Quando me deparo a arma ainda está apontada para mim, acho que todos esses pensamentos não devem ter passado de segundos, minha mente sempre pensou demais e acabou esquecendo da ação.
Já irritada com tudo aquilo e preste a um ataque de nervos solto um "O que você quer de mim?" que saiu rouco e não forte e amedrontador da forma que eu queria, com certeza estava parecendo aquela garotinha.
Pensei no que mais aquele sujeito poderia querer de mim, já tinha dado tudo que eu tinha... Eu não tinha mais nada, quer dizer só... Só o meu corpo?
Acho que sua mente processa ao mesmo tempo que a minha quando ele parte para cima de mim tirando sua faca do bolso e ameaçando me matar caso não me entregasse.
Mas não. Eu não quero. Quer dizer, eu quero chorar, e eu quero acordar e perceber que isso foi só um pesadelo, mas eu não quero suas mãos sujas me tocando, eu... Eu simplesmente não quero e eu achava que eu tinha o direito de não querer.
Mesmo praticamente indefesa decido que eu simplesmente não vou deixar aquilo acontecer comigo, então em um momento de distração bato com toda minha força na sua cabeça, não olho para ver o resultado, mas espero que o golpe tenha pelo menos o feito sangrar um pouco. 
Provavelmente eu vou morrer agora, e provavelmente eu deveria parar de pensar tanto e arrancar umas das armas dele, e então é isso que eu faço, eu, a paulistana que tem como maior ação da vida assistir Netflix tento pegar a arma de um ladrão experiente. Qual é meu problema afinal?
Ele aperta o gatilho da arma que eu esperava que fosse de brinquedo e eu ouço um estrondo. Ele corre e por alguns segundos fico muito feliz com aquilo até que olho para baixo e vejo o buraco no meu abdome. Finalmente começo a sentir aquela dor que misturada com a adrenalina acho que nem estivesse no seu ápice, mas que ainda sim era muito forte.

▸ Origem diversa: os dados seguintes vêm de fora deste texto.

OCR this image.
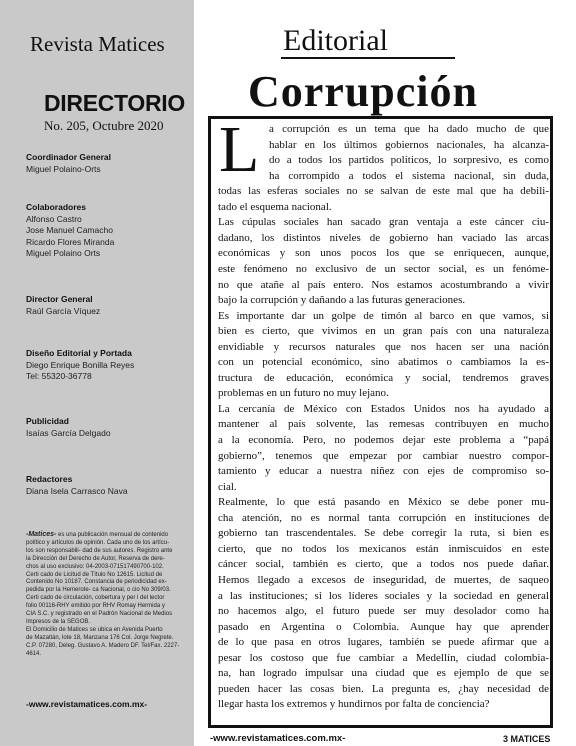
Revista Matices
DIRECTORIO
No. 205, Octubre 2020
Coordinador General
Miguel Polaino-Orts
Colaboradores
Alfonso Castro
Jose Manuel Camacho
Ricardo Flores Miranda
Miguel Polaino Orts
Director General
Raúl García Víquez
Diseño Editorial y Portada
Diego Enrique Bonilla Reyes
Tel: 55320-36778
Publicidad
Isaías García Delgado
Redactores
Diana Isela Carrasco Nava
-Matices- es una publicación mensual de contenido
político y artículos de opinión. Cada uno de los artícu-
los son responsabili- dad de sus autores. Registro ante
la Dirección del Derecho de Autor, Reserva de dere-
chos al uso exclusivo: 04-2003-071517490700-102.
Certi cado de Licitud de Título No 12615. Licitud de
Contenido No 10187. Constancia de periodicidad ex-
pedida por la Hemerote- ca Nacional, o cio No 309/03.
Certi cado de circulación, cobertura y per l del lector
folio 00116-RHY emitido por RHV Romay Hermida y
CIA S.C. y registrado en el Padrón Nacional de Medios
Impresos de la SEGOB.
El Domicilio de Matices se ubica en Avenida Puerto
de Mazatlán, lote 18, Manzana 176 Col. Jorge Negrete.
C.P. 07280, Deleg. Gustavo A. Madero DF. Tel/Fax. 2227-
4614.
-www.revistamatices.com.mx-
Editorial
Corrupción
L a corrupción es un tema que ha dado mucho de que
hablar en los últimos gobiernos nacionales, ha alcanza-
do a todos los partidos políticos, lo sorpresivo, es como
ha corrompido a todos el sistema nacional, sin duda,
todas las esferas sociales no se salvan de este mal que ha debili-
tado el esquema nacional.
Las cúpulas sociales han sacado gran ventaja a este cáncer ciu-
dadano, los distintos niveles de gobierno han vaciado las arcas
económicas y son unos pocos los que se enriquecen, aunque,
este fenómeno no exclusivo de un sector social, es un fenóme-
no que atañe al país entero. Nos estamos acostumbrando a vivir
bajo la corrupción y dañando a las futuras generaciones.
Es importante dar un golpe de timón al barco en que vamos, si
bien es cierto, que vivimos en un gran país con una naturaleza
envidiable y recursos naturales que nos hacen ser una nación
con un potencial económico, sino abatimos o cambiamos la es-
tructura de educación, económica y social, tendremos graves
problemas en un futuro no muy lejano.
La cercanía de México con Estados Unidos nos ha ayudado a
mantener al país solvente, las remesas contribuyen en mucho
a la economía. Pero, no podemos dejar este problema a “papá
gobierno”, tenemos que empezar por cambiar nuestro compor-
tamiento y educar a nuestra niñez con ejes de compromiso so-
cial.
Realmente, lo que está pasando en México se debe poner mu-
cha atención, no es normal tanta corrupción en instituciones de
gobierno tan trascendentales. Se debe corregir la ruta, si bien es
cierto, que no todos los mexicanos están inmiscuidos en este
cáncer social, también es cierto, que a todos nos puede dañar.
Hemos llegado a excesos de inseguridad, de muertes, de saqueo
a las instituciones; si los líderes sociales y la sociedad en general
no hacemos algo, el futuro puede ser muy desolador como ha
pasado en Argentina o Colombia. Aunque hay que aprender
de lo que pasa en otros lugares, también se puede afirmar que a
pesar los costoso que fue cambiar a Medellín, ciudad colombia-
na, han logrado impulsar una ciudad que es ejemplo de que se
pueden hacer las cosas bien. La pregunta es, ¿hay necesidad de
llegar hasta los extremos y hundirnos por falta de conciencia?
-www.revistamatices.com.mx-	3 MATICES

Caio no chão e posso sentir o sangue escorrendo para fora de mim, tento levantar, mas não consigo em nenhuma das minhas tentativas, então só me deito e aceito: Eu vou morrer.
Nesses minutos que me restam começo a pensar coisas como: "Será que eu deveria ter deixado ele me tocar para viver? Ou será que mesmo assim ele ia disparar aquele tiro? Será que tudo isso é culpa minha?". Quando percebo que lágrimas estão escorrendo dos meus olhos vejo que estou sendo ridícula. Só eu tenho direito do meu corpo, e se eu realmente morrer agora vou ter morrido com orgulho de mim mesma por ter lutado pelo o que eu queria até meu último respiro.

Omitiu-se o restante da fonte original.